Microsoft Windows 11 Updates Trigger Boot Failures and Security-Driven Driver/Privilege Changes
Microsoft attributed Windows 11 no-boot failures seen after installing the January 2026 cumulative update KB5074109 (Windows 11 24H2/25H2) to devices that had previously failed to install the December 2025 security update and were left in an “improper state” after rollback. Affected systems can crash on startup with a BSOD UNMOUNTABLE_BOOT_VOLUME; Microsoft said the issue appears limited to physical devices (no confirmed VM impact) and is working on a partial mitigation to prevent additional systems from entering a no-boot scenario, while continuing to investigate why some devices fail updates or end up unstable after rollback.
Separately, Microsoft’s recent Windows 11 servicing and security work included deliberately disabling legacy dial-up modem drivers (e.g., AGRSM64.SYS/AGRSM.SYS, SMSERL64.SYS/SMSERIAL.SYS) due to reported vulnerabilities including CVE-2023-31096 (EoP) and CVE-2025-24052 (stack-based buffer overflow), which can present risk even if the modem hardware is unused—at the cost of breaking connectivity for niche systems relying on those drivers.
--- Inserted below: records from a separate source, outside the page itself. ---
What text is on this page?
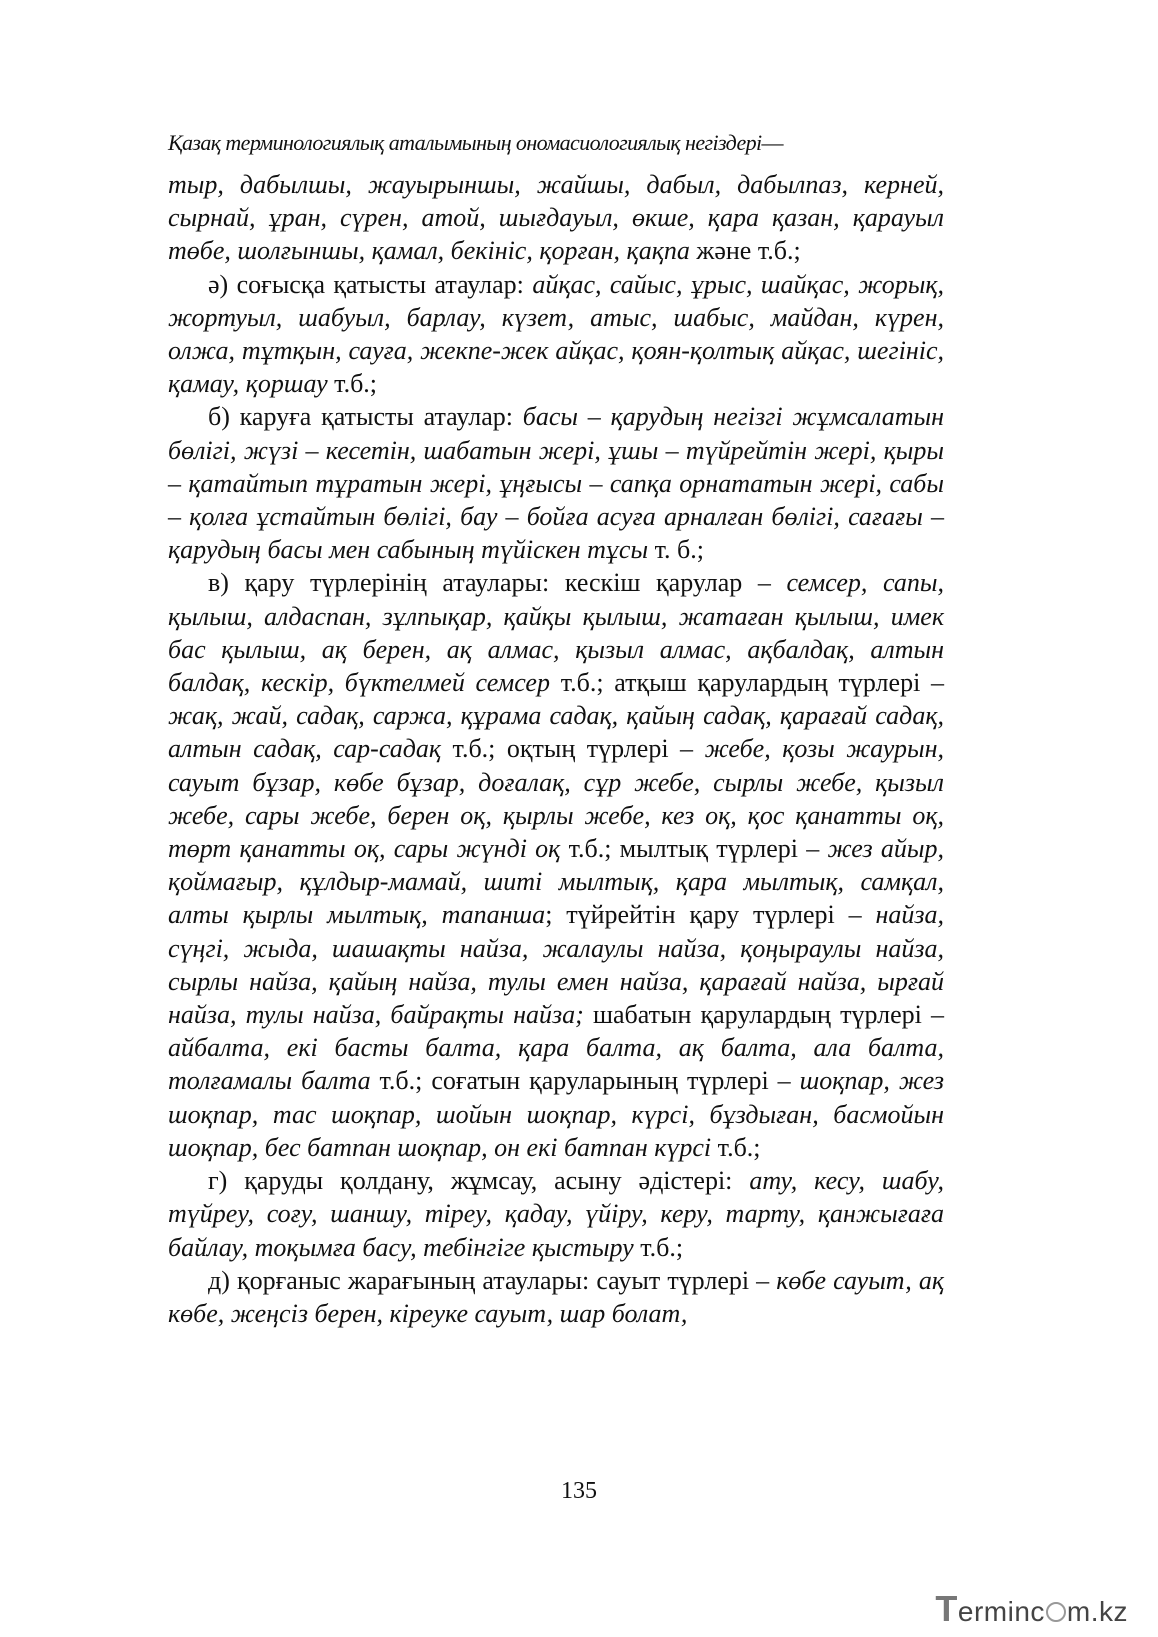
Қазақ терминологиялық аталымының ономасиологиялық негіздері—

тыр, дабылшы, жауырыншы, жайшы, дабыл, дабылпаз, керней, сырнай, ұран, сүрен, атой, шығдауыл, өкше, қара қазан, қарауыл төбе, шолғыншы, қамал, бекініс, қорған, қақпа және т.б.;

ә) соғысқа қатысты атаулар: айқас, сайыс, ұрыс, шайқас, жорық, жортуыл, шабуыл, барлау, күзет, атыс, шабыс, майдан, күрен, олжа, тұтқын, сауға, жекпе-жек айқас, қоян-қолтық айқас, шегініс, қамау, қоршау т.б.;

б) каруға қатысты атаулар: басы – қарудың негізгі жұмсалатын бөлігі, жүзі – кесетін, шабатын жері, ұшы – түйрейтін жері, қыры – қатайтып тұратын жері, ұңғысы – сапқа орнататын жері, сабы – қолға ұстайтын бөлігі, бау – бойға асуға арналған бөлігі, сағағы – қарудың басы мен сабының түйіскен тұсы т. б.;

в) қару түрлерінің атаулары: кескіш қарулар – семсер, сапы, қылыш, алдаспан, зұлпықар, қайқы қылыш, жатаған қылыш, имек бас қылыш, ақ берен, ақ алмас, қызыл алмас, ақбалдақ, алтын балдақ, кескір, бүктелмей семсер т.б.; атқыш қарулардың түрлері – жақ, жай, садақ, саржа, құрама садақ, қайың садақ, қарағай садақ, алтын садақ, сар-садақ т.б.; оқтың түрлері – жебе, қозы жаурын, сауыт бұзар, көбе бұзар, доғалақ, сұр жебе, сырлы жебе, қызыл жебе, сары жебе, берен оқ, қырлы жебе, кез оқ, қос қанатты оқ, төрт қанатты оқ, сары жүнді оқ т.б.; мылтық түрлері – жез айыр, қоймағыр, құлдыр-мамай, шиті мылтық, қара мылтық, самқал, алты қырлы мылтық, тапанша; түйрейтін қару түрлері – найза, сүңгі, жыда, шашақты найза, жалаулы найза, қоңыраулы найза, сырлы найза, қайың найза, тулы емен найза, қарағай найза, ырғай найза, тулы найза, байрақты найза; шабатын қарулардың түрлері – айбалта, екі басты балта, қара балта, ақ балта, ала балта, толғамалы балта т.б.; соғатын қаруларының түрлері – шоқпар, жез шоқпар, тас шоқпар, шойын шоқпар, күрсі, бұздыған, басмойын шоқпар, бес батпан шоқпар, он екі батпан күрсі т.б.;

г) қаруды қолдану, жұмсау, асыну әдістері: ату, кесу, шабу, түйреу, соғу, шаншу, тіреу, қадау, үйіру, керу, тарту, қанжығаға байлау, тоқымға басу, тебінгіге қыстыру т.б.;

д) қорғаныс жарағының атаулары: сауыт түрлері – көбе сауыт, ақ көбе, жеңсіз берен, кіреуке сауыт, шар болат,

135
Terminc m.kz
Microsoft also patched nine bypasses reported by Google Project Zero that could undermine the new Windows Administrator Protection feature by enabling silent admin privilege gains via legacy Windows/UAC behaviors (including a token/Logon Sessions-related technique involving NtQueryInformationToken and DOS device object directory creation), ahead of broader availability beyond Insider builds.